Josh Kaufman did a TED Talk and wrote a book on how to learn anything fast in the first 20 hours, exploring learning and habit-building in a novel way, debunking the inaccurate idea of having to take 10,000 hours to learn anything (a concept that was presented in Malcolm Gladwell’s Outliers).

He posits that anyone can achieve rapid skill acquisition in the first 20 hours if they keep to the following these four steps (quoted from LifeHacker):

  1. Deconstruct the skill: Break down the parts and find the most important things to practice first.
  2. Self-correct: Use reference materials to learn enough that you know when you make a mistake so you can correct yourself.
  3. Remove barriers to learning: Identify and remove anything that distracts you from focusing on the skill you want to learn.
  4. Practice at least 20 hours.

(see LifeHacker article for full review)

Kaufman’s 20 hour method is very relevant for me in several specific areas:

  • Piano – want to step up my skills and learn advanced jazz techniques, improve speed, learn new songs, chords, harmonies, etc.
  • Spanish – after all my wife is Puerto Rican and after 13 years I still haven’t put my mind to this
  • Golf – I am a very poor amateur and must improve my swing.

Applying Kaufman’s method, I’ll look at just the first focus area in this blog: Piano playing.

  1. Deconstruct the skill: Need to go back to Mark Levine’s Jazz Piano book focusing on skills, as well as David Hildinger’s harmony book (unpublished) going through all keys
  2. Self-correct: watch youTube videos, record myself playing, video myself playing, go back to the Art of Practicing and Effortless Mastery to perfect the technique of practicing in a relaxed, tense-free manner
  3. Remove barriers to learning: Make sure the room I practice in is junk free, Investigate how to play on a real piano.
  4. Practice at least 20 hours – set aside specific time during the week (2-3 hours over the course of 10-12 weeks) where I practice.
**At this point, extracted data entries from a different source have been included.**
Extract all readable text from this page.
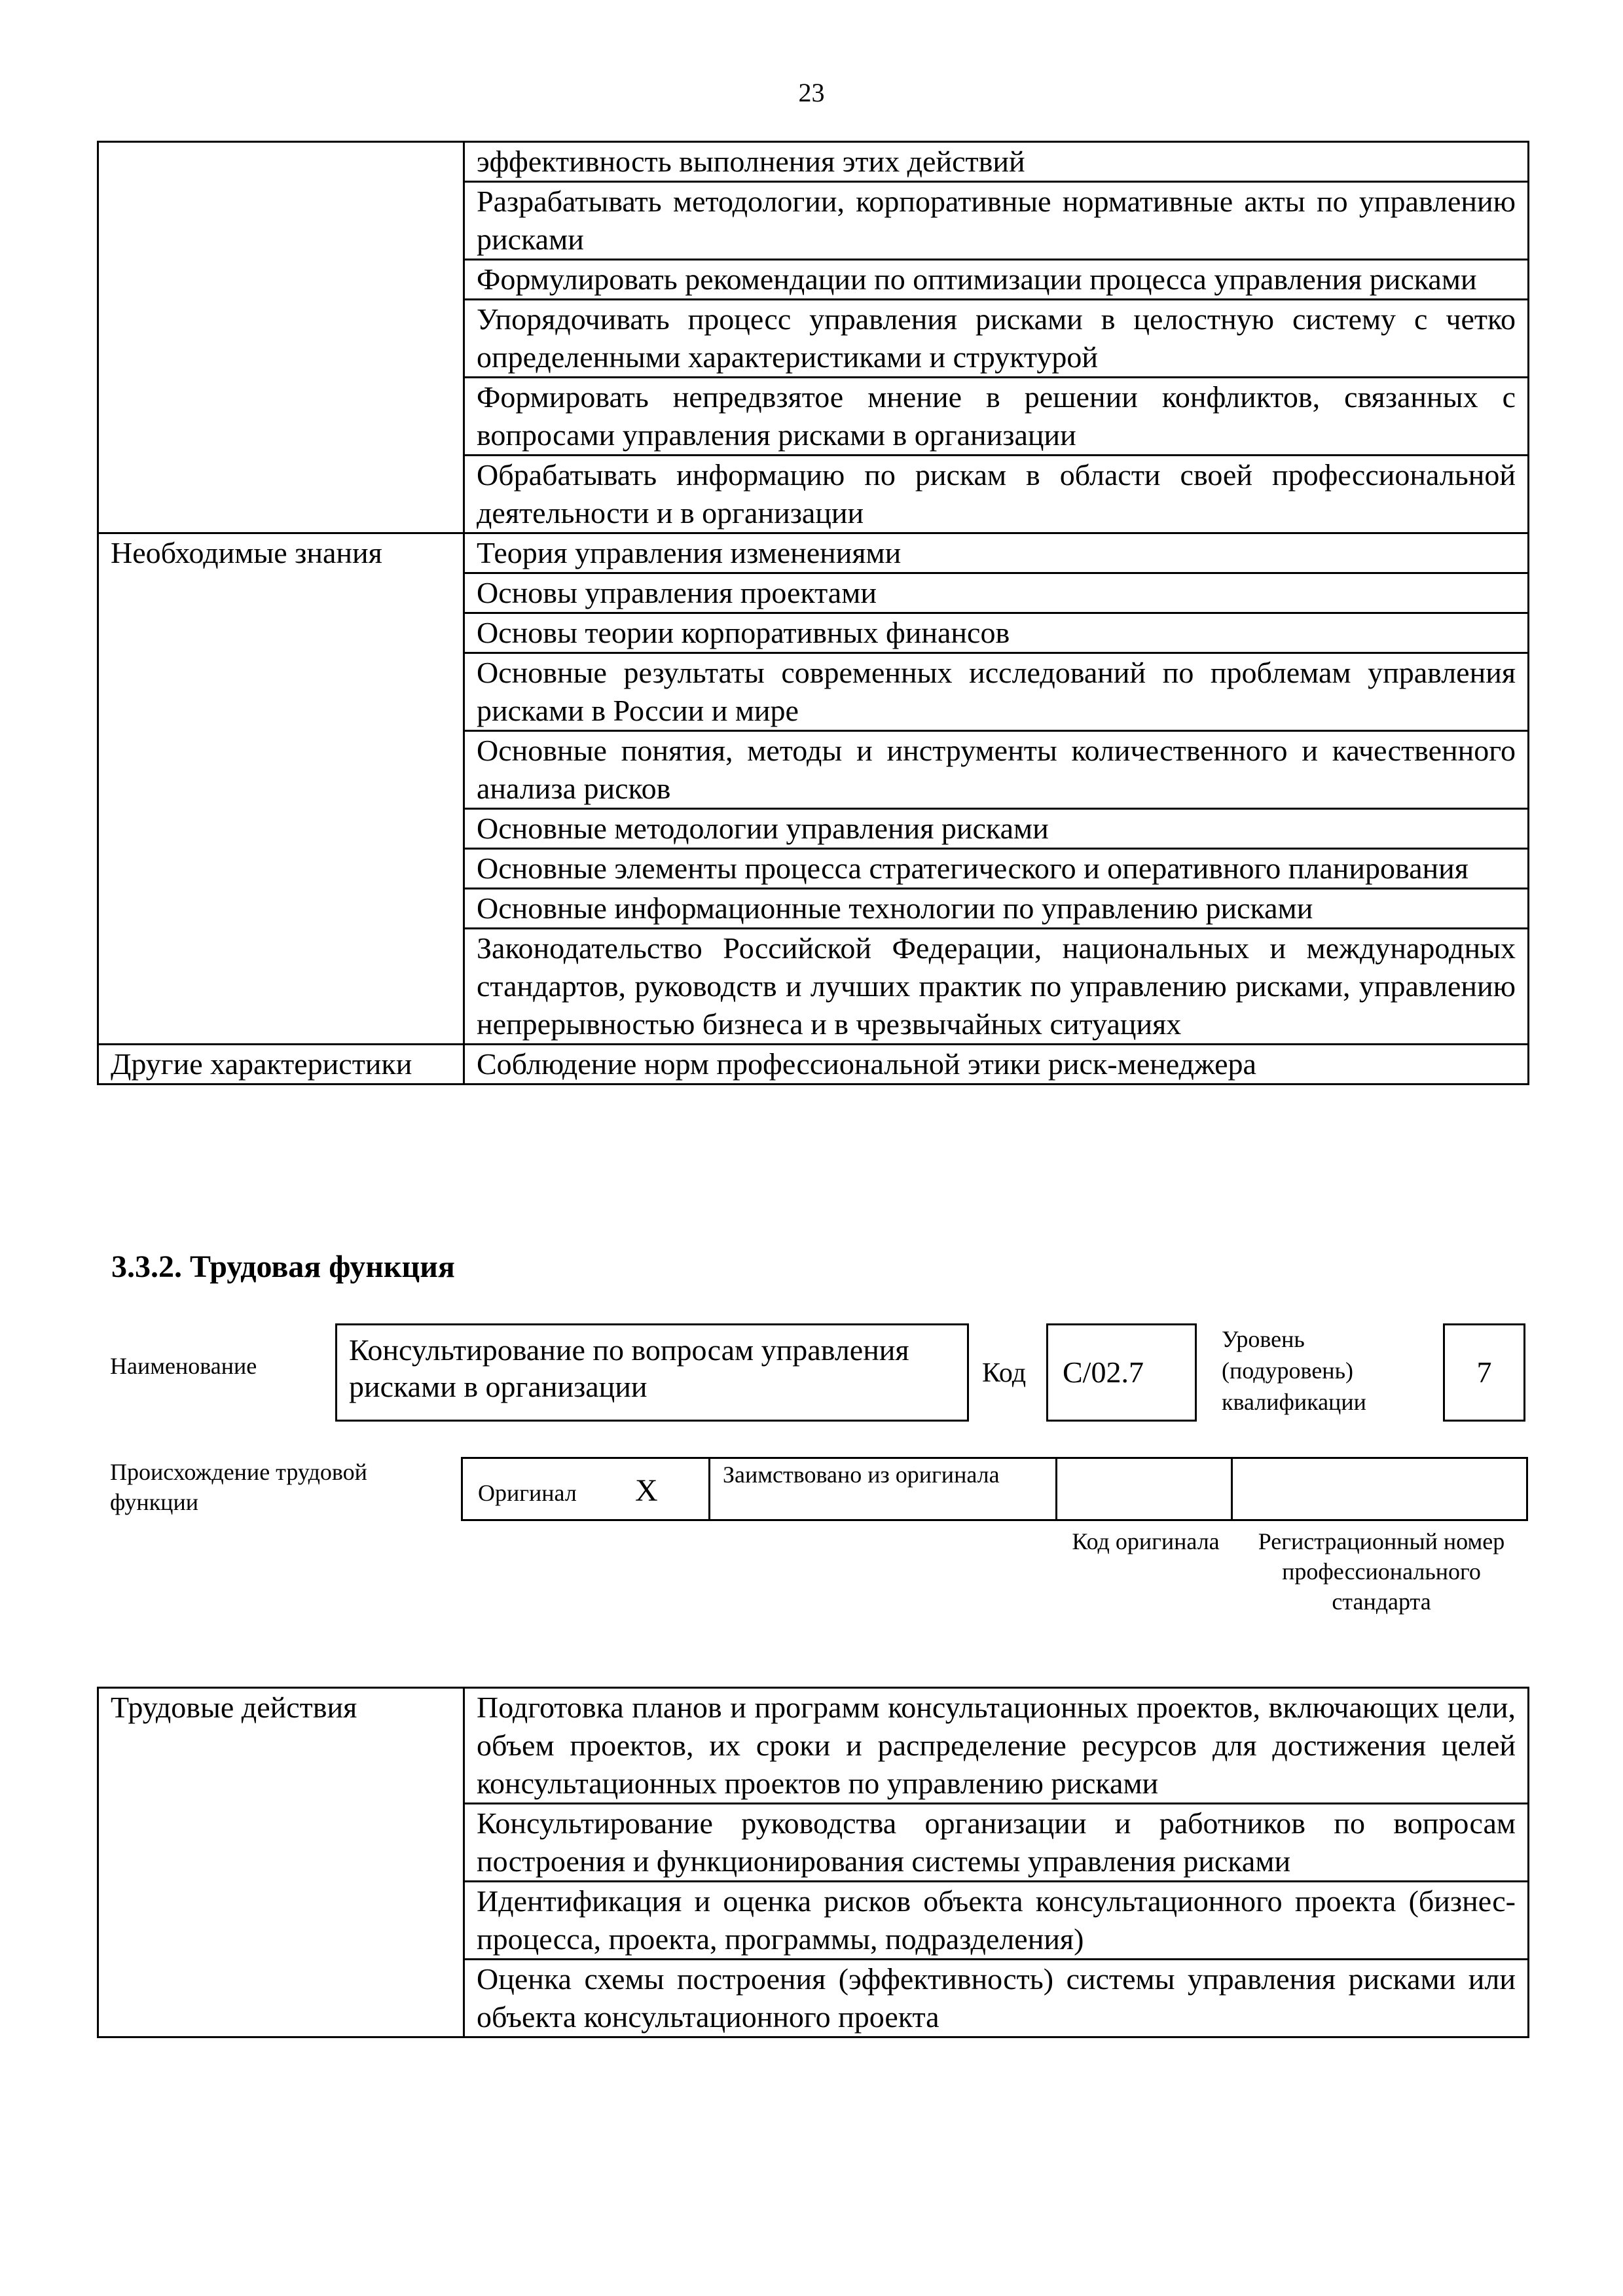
23
	эффективность выполнения этих действий
	Разрабатывать методологии, корпоративные нормативные акты по управлению рисками
	Формулировать рекомендации по оптимизации процесса управления рисками
	Упорядочивать процесс управления рисками в целостную систему с четко определенными характеристиками и структурой
	Формировать непредвзятое мнение в решении конфликтов, связанных с вопросами управления рисками в организации
	Обрабатывать информацию по рискам в области своей профессиональной деятельности и в организации
Необходимые знания	Теория управления изменениями
	Основы управления проектами
	Основы теории корпоративных финансов
	Основные результаты современных исследований по проблемам управления рисками в России и мире
	Основные понятия, методы и инструменты количественного и качественного анализа рисков
	Основные методологии управления рисками
	Основные элементы процесса стратегического и оперативного планирования
	Основные информационные технологии по управлению рисками
	Законодательство Российской Федерации, национальных и международных стандартов, руководств и лучших практик по управлению рисками, управлению непрерывностью бизнеса и в чрезвычайных ситуациях
Другие характеристики	Соблюдение норм профессиональной этики риск-менеджера
3.3.2. Трудовая функция
Наименование	Консультирование по вопросам управления рисками в организации	Код	C/02.7
Уровень (подуровень) квалификации
7
Происхождение трудовой функции	Оригинал X	Заимствовано из оригинала
Код оригинала	Регистрационный номер профессионального стандарта
Трудовые действия	Подготовка планов и программ консультационных проектов, включающих цели, объем проектов, их сроки и распределение ресурсов для достижения целей консультационных проектов по управлению рисками
Консультирование руководства организации и работников по вопросам построения и функционирования системы управления рисками
Идентификация и оценка рисков объекта консультационного проекта (бизнес-процесса, проекта, программы, подразделения)
Оценка схемы построения (эффективность) системы управления рисками или объекта консультационного проекта
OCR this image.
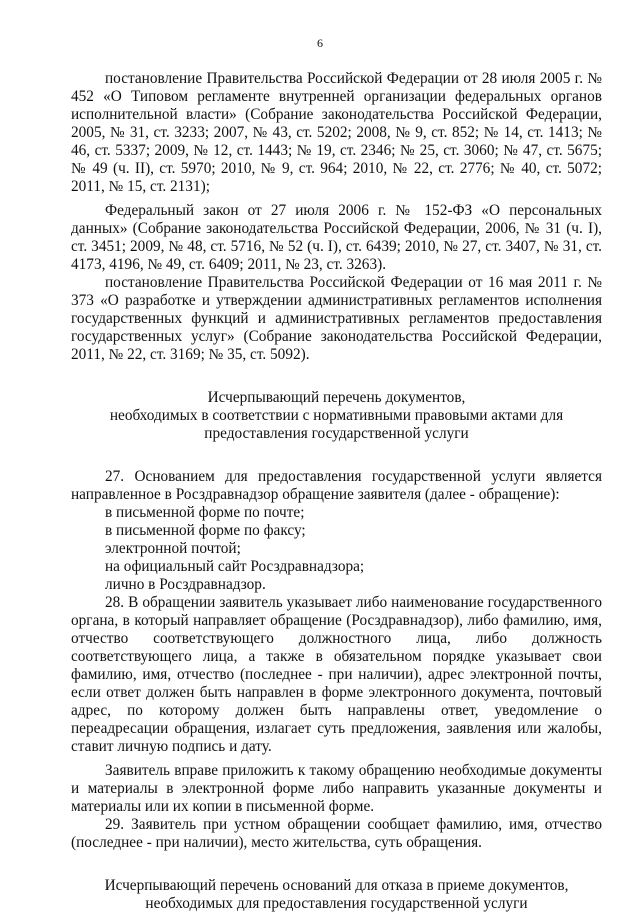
6

постановление Правительства Российской Федерации от 28 июля 2005 г. № 452 «О Типовом регламенте внутренней организации федеральных органов исполнительной власти» (Собрание законодательства Российской Федерации, 2005, № 31, ст. 3233; 2007, № 43, ст. 5202; 2008, № 9, ст. 852; № 14, ст. 1413; № 46, ст. 5337; 2009, № 12, ст. 1443; № 19, ст. 2346; № 25, ст. 3060; № 47, ст. 5675; № 49 (ч. II), ст. 5970; 2010, № 9, ст. 964; 2010, № 22, ст. 2776; № 40, ст. 5072; 2011, № 15, ст. 2131);

Федеральный закон от 27 июля 2006 г. № 152-ФЗ «О персональных данных» (Собрание законодательства Российской Федерации, 2006, № 31 (ч. I), ст. 3451; 2009, № 48, ст. 5716, № 52 (ч. I), ст. 6439; 2010, № 27, ст. 3407, № 31, ст. 4173, 4196, № 49, ст. 6409; 2011, № 23, ст. 3263).

постановление Правительства Российской Федерации от 16 мая 2011 г. № 373 «О разработке и утверждении административных регламентов исполнения государственных функций и административных регламентов предоставления государственных услуг» (Собрание законодательства Российской Федерации, 2011, № 22, ст. 3169; № 35, ст. 5092).

Исчерпывающий перечень документов,
необходимых в соответствии с нормативными правовыми актами для
предоставления государственной услуги

27. Основанием для предоставления государственной услуги является направленное в Росздравнадзор обращение заявителя (далее - обращение):

в письменной форме по почте;

в письменной форме по факсу;

электронной почтой;

на официальный сайт Росздравнадзора;

лично в Росздравнадзор.

28. В обращении заявитель указывает либо наименование государственного органа, в который направляет обращение (Росздравнадзор), либо фамилию, имя, отчество соответствующего должностного лица, либо должность соответствующего лица, а также в обязательном порядке указывает свои фамилию, имя, отчество (последнее - при наличии), адрес электронной почты, если ответ должен быть направлен в форме электронного документа, почтовый адрес, по которому должен быть направлены ответ, уведомление о переадресации обращения, излагает суть предложения, заявления или жалобы, ставит личную подпись и дату.

Заявитель вправе приложить к такому обращению необходимые документы и материалы в электронной форме либо направить указанные документы и материалы или их копии в письменной форме.

29. Заявитель при устном обращении сообщает фамилию, имя, отчество (последнее - при наличии), место жительства, суть обращения.

Исчерпывающий перечень оснований для отказа в приеме документов,
необходимых для предоставления государственной услуги
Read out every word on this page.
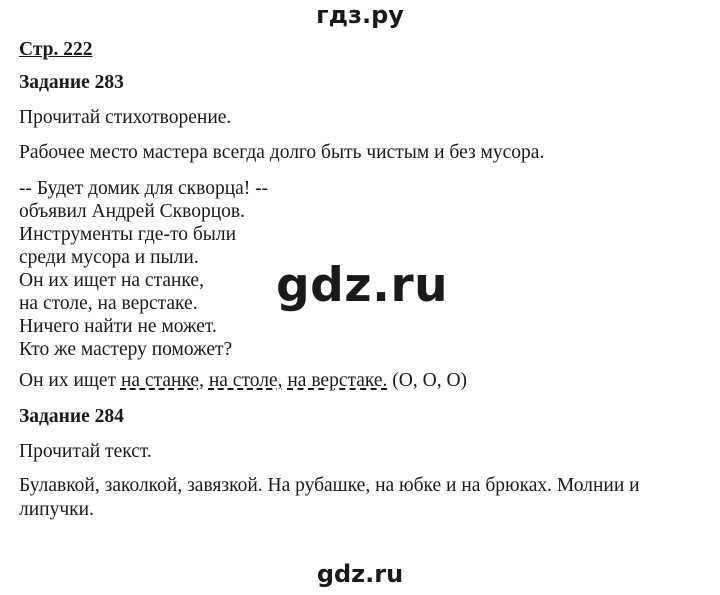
гдз.ру

Стр. 222

Задание 283

Прочитай стихотворение.

Рабочее место мастера всегда долго быть чистым и без мусора.

-- Будет домик для скворца! --
объявил Андрей Скворцов.
Инструменты где-то были
среди мусора и пыли.
Он их ищет на станке,
на столе, на верстаке.
Ничего найти не может.
Кто же мастеру поможет?

Он их ищет на станке, на столе, на верстаке. (О, О, О)

Задание 284

Прочитай текст.

Булавкой, заколкой, завязкой. На рубашке, на юбке и на брюках. Молнии и липучки.

gdz.ru
gdz.ru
Lastly, Josh Kaufman says in his TED Talk that “the major barrier to skill acquisition isn’t intellectual, it’s emotional”. I find myself in the emotional boat of getting discouraged that I haven’t “made it” or been successful in the musical world, that somehow I’ve “failed” or it’s “too late” to practice and go back to the basics. But recognizing that this is just an emotional state that is a huge barrier to what I really want actually really helps – the awareness of that is itself the first step in overcoming that barrier.

I’ll report back on how I’ve been doing, the game is on!